At the time, I couldn't fathom anything other than doing my daily quiet time as had been taught to me by The Navigators. Yet I could not deny that she had firm grasp of the word that nourished her soul on the regular. We often wonder how we can fit in scripture memory and other aspects of worship in our days and weeks. This is one option that works for those of us who are busy.

2. The One Sentence Approach

Before the start of the new year, I came across a Desiring God article that gave me a new approach to Bible reading for the year. I would continue through my one year Bible reading plan (since I'm no where near finished) and write one sentence of truth after each reading. This sentence would draw from the passages I read, either being a summary of something I learned, a Bible verse that stood out to me, or a connection to the Gospel.

The goal is to take something with you from your Bible reading that you can ponder throughout the day. This approach also requires you to think a bit more about what you're reading. I've been doing it for a few weeks now, recording my sentences in my Notes app on my phone. It's been harder to journal regularly and I love that this allows me to document what I'm learning in a concise, meaningful way. At the end of the year, I'll have roughly 365 sentences of truth from my time Bible reading. That's pretty amazing.

And just in case you think this sounds a lot like the quiet time many of us learned to do without the journaling, I should add that I usually do not complete my reading in one sitting. As an exhausted, pregnant mom of two under three, I often have to steal minutes here and there. I read during breakfast a little. I read during independent reading time in the morning. I read at the beginning of their nap, before I take my own! And if I still haven't finished, I read after they've gone to bed.

My sentence for today: Trembling is an appropriate response to God's word/command and his presence.

3. The Lingering Approach

A friend of mine recently shared that he spent most of the last year in Luke. He easily could spend a week pondering one passage or chapter. He enjoyed allowing his observations to simmer into prayers and deeper insight. I once read about a busy mom of littles who spent an entire year meditating on and memorizing Psalm 145.

I pray these examples free you up to spend time with God in prayer and in his word in a way that best suits both your season and your personality. But let’s not get it twisted. We cannot fool God. He knows what kind of time we have. He knows what we give our time to, what we prioritize, what’s truly important to us. And he may challenge you to spend more time with him each day than you’re currently willing to give.

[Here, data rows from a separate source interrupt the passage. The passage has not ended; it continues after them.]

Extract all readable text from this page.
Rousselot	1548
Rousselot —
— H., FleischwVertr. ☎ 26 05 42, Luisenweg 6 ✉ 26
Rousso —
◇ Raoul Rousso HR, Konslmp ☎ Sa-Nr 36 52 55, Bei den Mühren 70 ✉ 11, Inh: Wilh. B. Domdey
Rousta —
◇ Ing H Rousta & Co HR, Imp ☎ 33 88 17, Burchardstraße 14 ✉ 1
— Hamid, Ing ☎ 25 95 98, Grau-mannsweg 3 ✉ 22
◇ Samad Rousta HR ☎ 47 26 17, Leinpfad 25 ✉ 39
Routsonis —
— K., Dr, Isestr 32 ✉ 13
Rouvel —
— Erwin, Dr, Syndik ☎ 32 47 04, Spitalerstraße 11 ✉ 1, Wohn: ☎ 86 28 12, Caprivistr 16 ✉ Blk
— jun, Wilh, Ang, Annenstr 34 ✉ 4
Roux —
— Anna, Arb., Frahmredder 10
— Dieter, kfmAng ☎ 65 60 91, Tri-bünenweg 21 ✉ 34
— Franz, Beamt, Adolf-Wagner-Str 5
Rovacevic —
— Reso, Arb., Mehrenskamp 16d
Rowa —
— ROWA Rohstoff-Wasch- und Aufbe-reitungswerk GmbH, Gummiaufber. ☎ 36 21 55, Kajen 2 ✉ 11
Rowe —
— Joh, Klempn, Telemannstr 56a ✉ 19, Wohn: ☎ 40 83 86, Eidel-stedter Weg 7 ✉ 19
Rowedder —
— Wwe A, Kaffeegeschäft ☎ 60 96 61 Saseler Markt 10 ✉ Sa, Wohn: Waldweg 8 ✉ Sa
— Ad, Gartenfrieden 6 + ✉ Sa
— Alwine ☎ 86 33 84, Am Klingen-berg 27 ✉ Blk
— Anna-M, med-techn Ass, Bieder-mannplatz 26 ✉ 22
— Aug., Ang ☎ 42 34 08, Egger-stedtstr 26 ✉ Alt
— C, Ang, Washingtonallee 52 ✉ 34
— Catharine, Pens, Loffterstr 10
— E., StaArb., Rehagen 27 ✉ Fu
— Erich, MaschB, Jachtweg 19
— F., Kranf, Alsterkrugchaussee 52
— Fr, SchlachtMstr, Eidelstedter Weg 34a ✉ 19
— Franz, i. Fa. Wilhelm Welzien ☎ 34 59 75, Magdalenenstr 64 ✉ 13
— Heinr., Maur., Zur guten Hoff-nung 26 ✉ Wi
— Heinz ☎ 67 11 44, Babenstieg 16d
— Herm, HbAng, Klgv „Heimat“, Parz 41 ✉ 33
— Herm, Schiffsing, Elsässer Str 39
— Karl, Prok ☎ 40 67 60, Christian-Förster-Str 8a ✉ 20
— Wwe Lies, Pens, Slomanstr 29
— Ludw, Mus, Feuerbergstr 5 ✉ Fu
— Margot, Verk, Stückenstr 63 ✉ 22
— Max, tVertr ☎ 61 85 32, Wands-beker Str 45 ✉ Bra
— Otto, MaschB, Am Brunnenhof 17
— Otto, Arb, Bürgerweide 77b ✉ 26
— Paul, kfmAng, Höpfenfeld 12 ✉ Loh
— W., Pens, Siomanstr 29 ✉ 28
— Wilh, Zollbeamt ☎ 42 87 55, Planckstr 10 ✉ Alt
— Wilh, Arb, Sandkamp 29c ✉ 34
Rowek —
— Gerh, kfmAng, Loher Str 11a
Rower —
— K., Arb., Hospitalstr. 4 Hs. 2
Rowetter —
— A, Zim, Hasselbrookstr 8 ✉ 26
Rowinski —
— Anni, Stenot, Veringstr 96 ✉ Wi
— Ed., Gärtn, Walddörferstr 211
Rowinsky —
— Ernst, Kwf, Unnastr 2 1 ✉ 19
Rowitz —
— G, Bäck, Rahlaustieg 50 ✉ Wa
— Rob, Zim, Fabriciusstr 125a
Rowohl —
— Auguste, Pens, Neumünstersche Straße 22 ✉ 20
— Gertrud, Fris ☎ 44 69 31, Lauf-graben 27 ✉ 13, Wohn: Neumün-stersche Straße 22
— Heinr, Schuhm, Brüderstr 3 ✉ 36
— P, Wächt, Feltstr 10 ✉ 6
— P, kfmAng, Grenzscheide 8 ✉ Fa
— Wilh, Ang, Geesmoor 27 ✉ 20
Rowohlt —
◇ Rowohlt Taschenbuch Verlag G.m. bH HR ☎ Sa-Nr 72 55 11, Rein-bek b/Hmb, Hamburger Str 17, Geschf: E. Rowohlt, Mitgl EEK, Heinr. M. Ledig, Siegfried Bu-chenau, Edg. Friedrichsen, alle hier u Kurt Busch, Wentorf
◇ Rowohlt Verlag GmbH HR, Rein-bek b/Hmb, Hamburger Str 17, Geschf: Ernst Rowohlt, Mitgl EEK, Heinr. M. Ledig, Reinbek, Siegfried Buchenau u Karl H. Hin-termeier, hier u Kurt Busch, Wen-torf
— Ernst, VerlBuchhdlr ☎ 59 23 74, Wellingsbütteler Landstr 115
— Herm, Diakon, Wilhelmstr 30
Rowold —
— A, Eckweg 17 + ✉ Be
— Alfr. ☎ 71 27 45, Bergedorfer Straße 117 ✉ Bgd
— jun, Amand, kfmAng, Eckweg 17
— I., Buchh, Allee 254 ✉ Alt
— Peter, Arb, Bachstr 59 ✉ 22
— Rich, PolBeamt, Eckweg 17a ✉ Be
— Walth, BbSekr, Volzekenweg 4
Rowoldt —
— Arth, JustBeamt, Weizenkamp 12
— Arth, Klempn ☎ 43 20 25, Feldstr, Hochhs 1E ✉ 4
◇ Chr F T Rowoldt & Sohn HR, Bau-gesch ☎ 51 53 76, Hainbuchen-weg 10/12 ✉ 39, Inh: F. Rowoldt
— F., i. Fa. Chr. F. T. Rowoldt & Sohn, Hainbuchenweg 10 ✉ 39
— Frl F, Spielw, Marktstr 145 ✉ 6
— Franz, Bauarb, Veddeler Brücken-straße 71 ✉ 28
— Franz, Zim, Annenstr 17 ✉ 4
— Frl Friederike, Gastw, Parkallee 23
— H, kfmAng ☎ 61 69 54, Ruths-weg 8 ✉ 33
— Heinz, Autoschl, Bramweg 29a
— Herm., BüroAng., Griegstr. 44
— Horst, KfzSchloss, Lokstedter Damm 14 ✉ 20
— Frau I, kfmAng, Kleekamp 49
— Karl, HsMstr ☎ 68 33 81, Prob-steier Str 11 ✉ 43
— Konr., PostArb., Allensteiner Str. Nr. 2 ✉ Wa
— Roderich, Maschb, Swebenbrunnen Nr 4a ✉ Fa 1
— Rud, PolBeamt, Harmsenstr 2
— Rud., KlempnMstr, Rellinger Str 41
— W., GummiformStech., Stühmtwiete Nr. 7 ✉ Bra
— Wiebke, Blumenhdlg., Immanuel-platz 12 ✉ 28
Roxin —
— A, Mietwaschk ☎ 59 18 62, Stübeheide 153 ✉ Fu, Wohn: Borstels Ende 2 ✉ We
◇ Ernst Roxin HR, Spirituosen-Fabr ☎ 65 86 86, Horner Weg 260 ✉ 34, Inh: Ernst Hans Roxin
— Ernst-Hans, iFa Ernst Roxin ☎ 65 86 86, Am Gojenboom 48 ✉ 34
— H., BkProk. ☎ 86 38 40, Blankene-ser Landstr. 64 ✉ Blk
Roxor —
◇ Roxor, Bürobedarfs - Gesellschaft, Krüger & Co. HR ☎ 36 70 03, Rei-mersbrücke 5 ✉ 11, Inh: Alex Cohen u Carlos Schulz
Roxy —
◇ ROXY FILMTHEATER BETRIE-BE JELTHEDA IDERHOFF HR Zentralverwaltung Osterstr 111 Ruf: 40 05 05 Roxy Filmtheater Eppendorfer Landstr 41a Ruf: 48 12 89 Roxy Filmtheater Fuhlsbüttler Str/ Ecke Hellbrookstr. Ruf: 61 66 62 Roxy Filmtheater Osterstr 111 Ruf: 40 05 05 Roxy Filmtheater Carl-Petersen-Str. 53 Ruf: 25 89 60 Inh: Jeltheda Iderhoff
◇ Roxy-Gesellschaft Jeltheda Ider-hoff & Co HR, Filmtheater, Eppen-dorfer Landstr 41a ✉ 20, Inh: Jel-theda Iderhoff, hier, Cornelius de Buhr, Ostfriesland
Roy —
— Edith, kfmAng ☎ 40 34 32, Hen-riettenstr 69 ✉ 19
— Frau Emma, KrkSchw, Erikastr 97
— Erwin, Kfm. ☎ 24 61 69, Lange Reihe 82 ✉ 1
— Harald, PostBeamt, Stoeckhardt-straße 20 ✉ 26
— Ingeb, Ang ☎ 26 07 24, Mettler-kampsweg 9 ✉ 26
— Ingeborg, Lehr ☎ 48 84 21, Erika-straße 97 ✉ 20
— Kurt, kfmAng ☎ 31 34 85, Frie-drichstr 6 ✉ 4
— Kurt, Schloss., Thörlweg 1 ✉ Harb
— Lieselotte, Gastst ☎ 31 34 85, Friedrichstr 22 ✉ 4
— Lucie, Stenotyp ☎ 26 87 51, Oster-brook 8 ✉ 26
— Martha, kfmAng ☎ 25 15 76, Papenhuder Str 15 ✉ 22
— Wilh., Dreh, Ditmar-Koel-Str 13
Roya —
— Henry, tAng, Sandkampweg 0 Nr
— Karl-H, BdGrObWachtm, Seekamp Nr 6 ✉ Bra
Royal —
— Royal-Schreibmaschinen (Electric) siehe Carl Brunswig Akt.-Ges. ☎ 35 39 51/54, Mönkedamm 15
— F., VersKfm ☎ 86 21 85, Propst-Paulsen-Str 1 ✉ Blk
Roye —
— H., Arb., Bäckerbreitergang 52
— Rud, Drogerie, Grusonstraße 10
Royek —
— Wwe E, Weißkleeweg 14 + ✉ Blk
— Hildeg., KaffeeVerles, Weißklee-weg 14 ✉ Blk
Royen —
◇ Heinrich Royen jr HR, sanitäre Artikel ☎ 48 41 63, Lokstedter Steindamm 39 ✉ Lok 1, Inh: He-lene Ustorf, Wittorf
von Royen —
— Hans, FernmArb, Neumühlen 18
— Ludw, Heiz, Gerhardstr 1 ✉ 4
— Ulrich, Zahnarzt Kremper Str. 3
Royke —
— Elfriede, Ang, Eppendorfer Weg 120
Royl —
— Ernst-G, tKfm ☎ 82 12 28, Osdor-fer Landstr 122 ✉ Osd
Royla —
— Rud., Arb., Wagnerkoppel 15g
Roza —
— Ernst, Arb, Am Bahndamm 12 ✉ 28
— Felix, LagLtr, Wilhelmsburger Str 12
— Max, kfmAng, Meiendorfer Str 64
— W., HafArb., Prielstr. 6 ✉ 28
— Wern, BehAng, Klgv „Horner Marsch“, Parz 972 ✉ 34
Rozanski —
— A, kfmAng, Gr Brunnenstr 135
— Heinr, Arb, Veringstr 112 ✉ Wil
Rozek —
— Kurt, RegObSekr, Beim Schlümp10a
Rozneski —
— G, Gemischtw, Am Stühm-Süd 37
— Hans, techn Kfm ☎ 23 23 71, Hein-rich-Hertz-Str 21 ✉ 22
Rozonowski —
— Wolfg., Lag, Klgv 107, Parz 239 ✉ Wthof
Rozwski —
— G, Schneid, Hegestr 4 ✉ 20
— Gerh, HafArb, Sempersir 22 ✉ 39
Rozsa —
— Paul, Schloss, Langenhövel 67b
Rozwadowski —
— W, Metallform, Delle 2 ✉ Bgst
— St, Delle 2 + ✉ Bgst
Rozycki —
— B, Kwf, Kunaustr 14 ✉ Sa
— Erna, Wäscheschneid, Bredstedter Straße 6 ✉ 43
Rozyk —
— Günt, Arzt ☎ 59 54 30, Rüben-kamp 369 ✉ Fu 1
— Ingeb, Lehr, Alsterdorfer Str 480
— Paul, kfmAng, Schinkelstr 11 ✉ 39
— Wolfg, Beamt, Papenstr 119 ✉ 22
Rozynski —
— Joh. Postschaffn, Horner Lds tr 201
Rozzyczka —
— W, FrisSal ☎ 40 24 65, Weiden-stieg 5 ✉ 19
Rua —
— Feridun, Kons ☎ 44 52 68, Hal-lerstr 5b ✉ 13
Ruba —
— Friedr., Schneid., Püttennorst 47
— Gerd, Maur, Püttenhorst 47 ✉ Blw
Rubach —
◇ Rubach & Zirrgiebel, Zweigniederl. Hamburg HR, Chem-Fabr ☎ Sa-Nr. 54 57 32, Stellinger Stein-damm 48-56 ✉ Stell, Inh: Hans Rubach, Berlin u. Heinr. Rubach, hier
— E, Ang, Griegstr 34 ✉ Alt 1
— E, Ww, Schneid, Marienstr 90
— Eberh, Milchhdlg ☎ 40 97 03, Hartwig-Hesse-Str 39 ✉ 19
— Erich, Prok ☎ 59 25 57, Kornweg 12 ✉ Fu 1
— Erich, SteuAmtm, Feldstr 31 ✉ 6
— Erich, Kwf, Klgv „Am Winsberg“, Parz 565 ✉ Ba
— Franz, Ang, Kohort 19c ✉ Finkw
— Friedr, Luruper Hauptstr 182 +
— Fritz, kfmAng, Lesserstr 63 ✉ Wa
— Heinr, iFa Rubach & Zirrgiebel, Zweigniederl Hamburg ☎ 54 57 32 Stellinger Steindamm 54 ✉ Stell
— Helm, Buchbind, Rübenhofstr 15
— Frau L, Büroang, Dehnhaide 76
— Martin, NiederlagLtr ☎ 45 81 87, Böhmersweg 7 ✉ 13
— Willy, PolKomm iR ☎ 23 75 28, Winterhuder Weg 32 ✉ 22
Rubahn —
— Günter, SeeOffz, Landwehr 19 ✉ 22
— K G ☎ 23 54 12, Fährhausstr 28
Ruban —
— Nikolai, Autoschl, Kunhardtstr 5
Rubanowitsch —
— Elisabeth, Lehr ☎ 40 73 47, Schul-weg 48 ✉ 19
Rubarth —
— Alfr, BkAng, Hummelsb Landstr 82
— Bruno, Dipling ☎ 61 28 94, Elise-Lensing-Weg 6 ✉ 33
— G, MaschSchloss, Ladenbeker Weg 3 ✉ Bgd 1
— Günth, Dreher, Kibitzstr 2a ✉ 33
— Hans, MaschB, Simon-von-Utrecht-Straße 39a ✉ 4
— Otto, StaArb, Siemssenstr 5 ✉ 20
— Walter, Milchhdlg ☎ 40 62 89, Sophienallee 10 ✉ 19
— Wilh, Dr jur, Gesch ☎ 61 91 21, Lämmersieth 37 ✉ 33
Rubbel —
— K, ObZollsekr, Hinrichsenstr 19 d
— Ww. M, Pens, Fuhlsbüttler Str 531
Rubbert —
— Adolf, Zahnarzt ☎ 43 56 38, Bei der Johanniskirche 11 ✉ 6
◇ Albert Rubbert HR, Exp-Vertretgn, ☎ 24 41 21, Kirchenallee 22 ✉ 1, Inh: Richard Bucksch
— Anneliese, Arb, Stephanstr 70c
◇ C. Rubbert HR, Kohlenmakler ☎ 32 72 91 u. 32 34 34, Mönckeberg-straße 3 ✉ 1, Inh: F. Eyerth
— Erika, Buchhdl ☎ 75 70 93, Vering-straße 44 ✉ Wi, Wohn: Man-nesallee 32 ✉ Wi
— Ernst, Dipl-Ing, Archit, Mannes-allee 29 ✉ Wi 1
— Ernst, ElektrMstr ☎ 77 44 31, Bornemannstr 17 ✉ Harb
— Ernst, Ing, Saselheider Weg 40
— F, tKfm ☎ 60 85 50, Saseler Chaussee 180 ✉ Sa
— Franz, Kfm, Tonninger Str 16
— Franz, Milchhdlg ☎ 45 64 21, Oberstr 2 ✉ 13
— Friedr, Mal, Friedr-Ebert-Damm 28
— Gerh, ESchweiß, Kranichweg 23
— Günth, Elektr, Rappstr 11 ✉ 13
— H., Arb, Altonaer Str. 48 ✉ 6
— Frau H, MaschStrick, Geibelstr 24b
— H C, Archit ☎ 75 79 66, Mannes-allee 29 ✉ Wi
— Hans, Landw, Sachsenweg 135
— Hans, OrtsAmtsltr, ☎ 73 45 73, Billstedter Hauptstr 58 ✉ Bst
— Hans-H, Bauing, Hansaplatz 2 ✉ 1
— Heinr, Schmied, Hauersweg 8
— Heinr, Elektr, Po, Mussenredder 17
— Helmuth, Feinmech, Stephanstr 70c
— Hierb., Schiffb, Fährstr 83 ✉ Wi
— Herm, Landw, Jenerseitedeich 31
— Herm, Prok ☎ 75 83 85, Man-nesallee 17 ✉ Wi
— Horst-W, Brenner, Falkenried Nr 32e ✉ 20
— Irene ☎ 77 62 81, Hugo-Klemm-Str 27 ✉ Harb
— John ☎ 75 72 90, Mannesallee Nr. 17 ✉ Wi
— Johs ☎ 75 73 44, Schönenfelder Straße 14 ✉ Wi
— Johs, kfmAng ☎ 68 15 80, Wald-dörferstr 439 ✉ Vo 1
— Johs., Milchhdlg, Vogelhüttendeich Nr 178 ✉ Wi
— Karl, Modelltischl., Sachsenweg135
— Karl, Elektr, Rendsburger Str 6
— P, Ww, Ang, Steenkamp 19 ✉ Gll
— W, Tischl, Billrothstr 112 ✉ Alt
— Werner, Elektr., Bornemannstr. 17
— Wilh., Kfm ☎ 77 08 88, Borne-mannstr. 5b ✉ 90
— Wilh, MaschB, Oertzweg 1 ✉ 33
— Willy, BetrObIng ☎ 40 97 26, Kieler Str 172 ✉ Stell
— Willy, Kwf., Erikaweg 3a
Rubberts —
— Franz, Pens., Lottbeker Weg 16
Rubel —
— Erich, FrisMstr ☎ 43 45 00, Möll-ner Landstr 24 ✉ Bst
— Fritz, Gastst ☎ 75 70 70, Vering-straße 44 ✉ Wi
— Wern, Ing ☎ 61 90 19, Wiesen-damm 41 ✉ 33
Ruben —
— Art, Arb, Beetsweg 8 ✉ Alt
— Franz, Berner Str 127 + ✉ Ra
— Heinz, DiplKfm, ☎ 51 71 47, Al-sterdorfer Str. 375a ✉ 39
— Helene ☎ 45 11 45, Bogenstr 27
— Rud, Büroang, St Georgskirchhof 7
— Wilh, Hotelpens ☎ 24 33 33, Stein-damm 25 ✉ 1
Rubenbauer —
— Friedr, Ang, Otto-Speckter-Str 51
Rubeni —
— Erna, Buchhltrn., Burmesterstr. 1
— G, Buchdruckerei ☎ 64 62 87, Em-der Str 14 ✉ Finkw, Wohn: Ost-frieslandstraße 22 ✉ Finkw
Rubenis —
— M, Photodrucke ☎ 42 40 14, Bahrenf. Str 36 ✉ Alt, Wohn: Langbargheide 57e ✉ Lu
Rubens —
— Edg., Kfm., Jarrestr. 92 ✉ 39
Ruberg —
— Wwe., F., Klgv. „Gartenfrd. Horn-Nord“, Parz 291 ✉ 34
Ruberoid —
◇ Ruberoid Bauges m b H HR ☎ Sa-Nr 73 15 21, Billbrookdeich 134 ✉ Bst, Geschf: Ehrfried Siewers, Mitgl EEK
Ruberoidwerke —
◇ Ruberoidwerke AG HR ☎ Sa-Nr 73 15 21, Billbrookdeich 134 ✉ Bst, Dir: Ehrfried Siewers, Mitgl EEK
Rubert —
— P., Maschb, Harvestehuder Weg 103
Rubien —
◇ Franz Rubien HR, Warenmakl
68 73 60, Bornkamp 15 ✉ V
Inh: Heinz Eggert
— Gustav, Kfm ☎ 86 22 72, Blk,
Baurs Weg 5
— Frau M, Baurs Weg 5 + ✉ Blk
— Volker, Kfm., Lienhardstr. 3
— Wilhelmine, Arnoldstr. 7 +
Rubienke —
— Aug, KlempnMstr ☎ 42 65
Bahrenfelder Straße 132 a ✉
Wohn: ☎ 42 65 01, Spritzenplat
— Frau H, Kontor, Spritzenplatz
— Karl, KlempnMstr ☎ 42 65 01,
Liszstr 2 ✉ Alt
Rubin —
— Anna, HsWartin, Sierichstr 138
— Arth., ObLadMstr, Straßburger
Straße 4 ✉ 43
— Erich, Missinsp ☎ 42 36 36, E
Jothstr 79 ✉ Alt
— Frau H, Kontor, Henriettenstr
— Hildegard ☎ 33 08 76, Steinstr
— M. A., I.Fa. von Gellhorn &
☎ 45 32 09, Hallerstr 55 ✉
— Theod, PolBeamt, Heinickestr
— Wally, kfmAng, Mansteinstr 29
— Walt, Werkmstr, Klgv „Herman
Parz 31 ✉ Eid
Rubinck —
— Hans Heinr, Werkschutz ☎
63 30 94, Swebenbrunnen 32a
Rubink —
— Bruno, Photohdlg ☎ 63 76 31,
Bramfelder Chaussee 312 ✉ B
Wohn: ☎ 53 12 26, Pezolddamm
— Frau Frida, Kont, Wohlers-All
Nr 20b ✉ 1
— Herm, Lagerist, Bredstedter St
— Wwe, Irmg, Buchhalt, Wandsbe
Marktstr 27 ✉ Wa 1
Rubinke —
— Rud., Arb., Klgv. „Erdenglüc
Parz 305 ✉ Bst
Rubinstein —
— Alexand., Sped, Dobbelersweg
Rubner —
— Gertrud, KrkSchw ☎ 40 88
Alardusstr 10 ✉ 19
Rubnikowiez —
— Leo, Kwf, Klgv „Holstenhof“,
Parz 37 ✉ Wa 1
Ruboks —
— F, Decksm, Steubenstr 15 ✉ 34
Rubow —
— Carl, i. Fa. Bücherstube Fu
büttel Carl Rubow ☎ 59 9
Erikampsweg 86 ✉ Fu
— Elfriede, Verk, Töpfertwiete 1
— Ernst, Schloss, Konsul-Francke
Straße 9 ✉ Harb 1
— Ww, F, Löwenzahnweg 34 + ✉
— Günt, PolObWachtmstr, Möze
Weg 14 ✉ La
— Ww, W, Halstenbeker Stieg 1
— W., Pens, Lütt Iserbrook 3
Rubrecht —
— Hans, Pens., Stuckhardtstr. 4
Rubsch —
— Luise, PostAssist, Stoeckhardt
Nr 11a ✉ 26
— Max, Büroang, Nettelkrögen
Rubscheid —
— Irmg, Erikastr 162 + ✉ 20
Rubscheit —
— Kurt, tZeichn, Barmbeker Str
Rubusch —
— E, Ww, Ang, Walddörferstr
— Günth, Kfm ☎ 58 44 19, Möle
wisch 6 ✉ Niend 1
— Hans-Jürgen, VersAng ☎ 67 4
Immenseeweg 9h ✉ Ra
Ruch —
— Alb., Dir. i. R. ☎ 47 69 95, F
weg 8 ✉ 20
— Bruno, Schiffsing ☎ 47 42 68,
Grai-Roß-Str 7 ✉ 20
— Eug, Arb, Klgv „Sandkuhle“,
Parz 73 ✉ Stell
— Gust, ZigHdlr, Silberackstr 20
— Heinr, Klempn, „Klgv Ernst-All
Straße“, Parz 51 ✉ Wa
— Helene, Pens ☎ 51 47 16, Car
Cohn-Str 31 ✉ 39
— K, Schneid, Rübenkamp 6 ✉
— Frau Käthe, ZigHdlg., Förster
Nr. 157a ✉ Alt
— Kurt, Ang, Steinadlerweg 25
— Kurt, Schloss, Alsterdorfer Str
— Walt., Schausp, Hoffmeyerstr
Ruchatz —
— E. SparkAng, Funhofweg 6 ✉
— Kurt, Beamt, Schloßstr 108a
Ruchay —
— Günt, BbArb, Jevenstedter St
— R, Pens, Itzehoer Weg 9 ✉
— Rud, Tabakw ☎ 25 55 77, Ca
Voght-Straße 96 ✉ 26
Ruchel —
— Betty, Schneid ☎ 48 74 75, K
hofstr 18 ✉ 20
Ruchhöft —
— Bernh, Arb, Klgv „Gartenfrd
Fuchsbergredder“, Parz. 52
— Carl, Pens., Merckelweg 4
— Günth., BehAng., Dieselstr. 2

Nevertheless, I want to be clear. When it comes to our time with God, the amount of time doesn’t determine your faithfulness. What’s more important is the way your time in the word shapes your faith and in turn your thinking and actions throughout the day.

We are free to choose the rhythms of our devotions. At the end of the day, we most keep our eyes on one thing—Christ, being stable and steadfast in our faith in Him. The rhythms we choose should help us to that end.